Dhavide Aruliah is Director of Training at Continuum Analytics, the creator and driving force behind Anaconda—the leading Open Data Science platform powered by Python. Dhavide was previously an Associate Professor at the University of Ontario Institute of Technology (UOIT). He served as Program Director for various undergraduate & postgraduate programs at UOIT. His research interests include computational inverse problems, numerical linear algebra, & high-performance computing. The materials for this course were produced by the Continuum training team.
In this course, you'll learn how to leverage pandas' extremely powerful data manipulation engine to get the most out of your data. It is important to be able to extract, filter, and transform data from DataFrames in order to drill into the data that really matters. The pandas library has many techniques that make this process efficient and intuitive. You will learn how to tidy, rearrange, and restructure your data by pivoting or melting and stacking or unstacking DataFrames. These are all fundamental next steps on the road to becoming a well-rounded Data Scientist, and you will have the chance to apply all the concepts you learn to real-world datasets.
In this chapter, you will learn all about how to index, slice, filter, and transform DataFrames, using a variety of datasets, ranging from 2012 US election data for the state of Pennsylvania to Pittsburgh weather data.

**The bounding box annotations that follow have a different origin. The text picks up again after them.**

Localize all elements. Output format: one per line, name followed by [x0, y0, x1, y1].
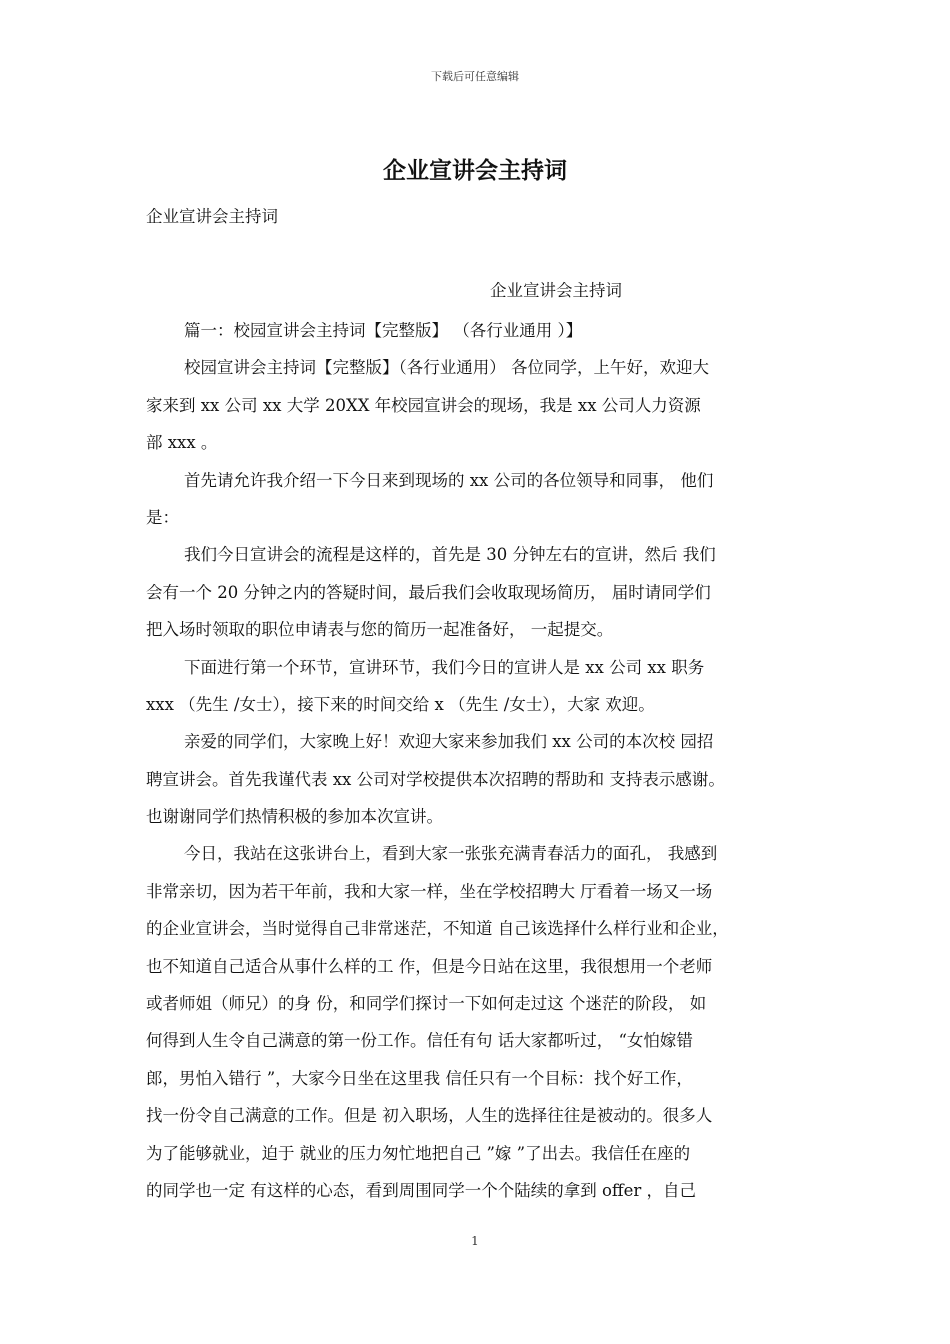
text-line: 亲爱的同学们，大家晚上好！欢迎大家来参加我们 xx 公司的本次校 园招 — [184, 732, 714, 752]
body-text — [146, 312, 810, 1209]
text-line: 的同学也一定 有这样的心态，看到周围同学一个个陆续的拿到 offer ，自己 — [146, 1180, 697, 1200]
text-line: 我们今日宣讲会的流程是这样的，首先是 30 分钟左右的宣讲，然后 我们 — [184, 545, 716, 565]
text-line: 把入场时领取的职位申请表与您的简历一起准备好， 一起提交。 — [146, 620, 614, 640]
text-line: 郎，男怕入错行 ”，大家今日坐在这里我 信任只有一个目标：找个好工作， — [146, 1068, 693, 1088]
text-line: 找一份令自己满意的工作。但是 初入职场，人生的选择往往是被动的。很多人 — [146, 1106, 713, 1126]
text-line: 非常亲切，因为若干年前，我和大家一样，坐在学校招聘大 厅看着一场又一场 — [146, 881, 713, 901]
text-line: 也谢谢同学们热情积极的参加本次宣讲。 — [146, 807, 443, 827]
text-line: 的企业宣讲会，当时觉得自己非常迷茫，不知道 自己该选择什么样行业和企业， — [146, 919, 729, 939]
text-line: 部 xxx 。 — [146, 433, 218, 453]
text-line: 首先请允许我介绍一下今日来到现场的 xx 公司的各位领导和同事， 他们 — [184, 470, 714, 490]
text-line: 何得到人生令自己满意的第一份工作。信任有句 话大家都听过， “女怕嫁错 — [146, 1031, 693, 1051]
text-line: 聘宣讲会。首先我谨代表 xx 公司对学校提供本次招聘的帮助和 支持表示感谢。 — [146, 769, 725, 789]
text-line: 会有一个 20 分钟之内的答疑时间，最后我们会收取现场简历， 届时请同学们 — [146, 582, 711, 602]
text-line: 校园宣讲会主持词【完整版】（各行业通用） 各位同学，上午好，欢迎大 — [184, 358, 709, 378]
text-line: 为了能够就业，迫于 就业的压力匆忙地把自己 ”嫁 ”了出去。我信任在座的 — [146, 1143, 691, 1163]
document-subtitle: 企业宣讲会主持词 — [146, 207, 278, 226]
text-line: 是： — [146, 507, 179, 527]
page-number: 1 — [471, 1234, 479, 1248]
text-line: 下面进行第一个环节，宣讲环节，我们今日的宣讲人是 xx 公司 xx 职务 — [184, 657, 705, 677]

Having learned the fundamentals of working with DataFrames, you will now move on to more advanced indexing techniques. You will learn about MultiIndexes, or hierarchical indexes, and learn how to interact with and extract data from them.
Here, you will learn how to reshape your DataFrames using techniques such as pivoting, melting, stacking, and unstacking. These are powerful techniques that allow you to tidy and rearrange your data into the format that allows you to most easily analyze it for insights.
In this chapter, you'll learn how to identify and split DataFrames by groups or categories for further aggregation or analysis. You'll also learn how to transform and filter your data, including how to detect outliers and impute missing values. Knowing how to effectively group data in pandas can be a seriously powerful addition to your data science toolbox.
Here, you will bring together everything you have learned in this course while working with data recorded from the Summer Olympic games that goes as far back as 1896! This is a rich dataset that will allow you to fully apply the data manipulation techniques you have learned. You will pivot, unstack, group, slice, and reshape your data as you explore this dataset and uncover some truly fascinating insights. Enjoy!